Drought threatens one third of the earth’s land surface (4 billion hectares, and over 250 million people are directly affected. 24 billion tons of fertile soil disappears annually. From 1991 to 2000 alone, droughts have been responsible for over 280,000 deaths; they accounted for 11% of the total water-related disasters.

The Director of the National Department of the Environment in Niger said the that 250,000 hectares are being lost each year in Niger through desertification. This is equivalent to 2,500 km², an area about the same size as Luxembourg. The Department of the Environment, Zinder, explained that firewood destined for Zinder town is collected up to 200 km away and farmers continue to degrade their environment in the agricultural zone.

 

The mighty Aral Sea has almost dried up and in it’s death throws, and it is reported that the Sahara is expanding in a southward direction. The Gobi in central China has also expanded by about 25,000 square miles since 1994 and its sands are now within 160 kilometres (100 miles) of the capital city, Beijing.

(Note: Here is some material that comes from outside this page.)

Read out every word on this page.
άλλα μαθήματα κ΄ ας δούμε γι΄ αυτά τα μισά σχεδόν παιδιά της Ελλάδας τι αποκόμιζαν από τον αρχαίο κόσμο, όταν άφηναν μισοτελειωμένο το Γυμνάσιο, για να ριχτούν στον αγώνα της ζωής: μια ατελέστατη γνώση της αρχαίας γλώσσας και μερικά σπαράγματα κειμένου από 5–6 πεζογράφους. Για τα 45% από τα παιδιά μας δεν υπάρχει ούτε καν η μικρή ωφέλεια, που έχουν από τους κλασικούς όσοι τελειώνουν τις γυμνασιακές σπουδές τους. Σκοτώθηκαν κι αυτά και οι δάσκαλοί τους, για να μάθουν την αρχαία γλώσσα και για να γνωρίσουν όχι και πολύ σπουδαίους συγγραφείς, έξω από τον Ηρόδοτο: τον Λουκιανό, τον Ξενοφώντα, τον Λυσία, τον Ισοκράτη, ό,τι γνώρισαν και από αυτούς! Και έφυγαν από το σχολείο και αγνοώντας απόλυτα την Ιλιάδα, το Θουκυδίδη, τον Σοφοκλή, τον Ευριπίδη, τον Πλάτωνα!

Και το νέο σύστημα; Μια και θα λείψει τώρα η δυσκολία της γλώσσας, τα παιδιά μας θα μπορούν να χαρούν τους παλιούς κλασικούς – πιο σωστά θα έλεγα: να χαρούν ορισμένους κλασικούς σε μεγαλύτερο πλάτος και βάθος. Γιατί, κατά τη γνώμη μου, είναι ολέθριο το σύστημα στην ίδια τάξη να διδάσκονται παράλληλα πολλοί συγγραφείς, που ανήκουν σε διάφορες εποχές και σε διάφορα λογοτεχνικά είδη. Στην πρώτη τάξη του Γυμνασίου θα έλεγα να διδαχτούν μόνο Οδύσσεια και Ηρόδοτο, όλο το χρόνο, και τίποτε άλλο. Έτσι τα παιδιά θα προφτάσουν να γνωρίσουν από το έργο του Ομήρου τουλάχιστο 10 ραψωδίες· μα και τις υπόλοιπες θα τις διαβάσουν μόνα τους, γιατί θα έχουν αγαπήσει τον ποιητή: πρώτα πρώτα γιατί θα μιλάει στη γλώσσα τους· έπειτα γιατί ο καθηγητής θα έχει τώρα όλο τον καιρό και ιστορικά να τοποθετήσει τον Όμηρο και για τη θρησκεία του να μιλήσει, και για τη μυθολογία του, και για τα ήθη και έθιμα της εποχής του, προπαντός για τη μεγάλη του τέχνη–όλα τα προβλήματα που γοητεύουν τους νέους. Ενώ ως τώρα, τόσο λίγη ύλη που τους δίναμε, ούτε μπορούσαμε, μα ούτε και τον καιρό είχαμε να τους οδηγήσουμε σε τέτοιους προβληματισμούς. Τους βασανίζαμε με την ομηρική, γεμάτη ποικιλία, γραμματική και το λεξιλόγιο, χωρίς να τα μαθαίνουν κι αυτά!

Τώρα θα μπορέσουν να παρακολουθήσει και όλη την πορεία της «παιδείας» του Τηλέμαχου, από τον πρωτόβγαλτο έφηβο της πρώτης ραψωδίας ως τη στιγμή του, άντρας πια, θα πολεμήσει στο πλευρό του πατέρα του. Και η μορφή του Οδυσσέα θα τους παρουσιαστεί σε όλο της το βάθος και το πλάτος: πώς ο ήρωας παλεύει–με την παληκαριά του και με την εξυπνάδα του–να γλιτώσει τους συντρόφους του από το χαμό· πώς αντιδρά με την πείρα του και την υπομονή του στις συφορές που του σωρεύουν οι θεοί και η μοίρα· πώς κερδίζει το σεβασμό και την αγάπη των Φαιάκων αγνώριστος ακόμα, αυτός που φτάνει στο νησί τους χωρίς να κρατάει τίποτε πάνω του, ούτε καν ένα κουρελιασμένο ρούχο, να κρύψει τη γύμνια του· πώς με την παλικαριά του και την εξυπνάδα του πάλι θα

In large areas, sand dunes can encroach on human habitats, like the Gobi is doing. Sand dunes move through a few different means, all of them helped by wind. One way that dunes can move is through salutation, where sand particles skip along the ground like a rock thrown across a pond might skip across the water’s surface. When these skipping particles land, they may knock into other particles and cause them to skip as well. With slightly stronger winds, particles collide in mid-air, causing sheet flows. In a major dust storm, dunes may move tens of meters through such sheet flows. And like snow, sand avalanches, falling down the steep slopes of the dunes that face away from the winds, also moving the dunes forward.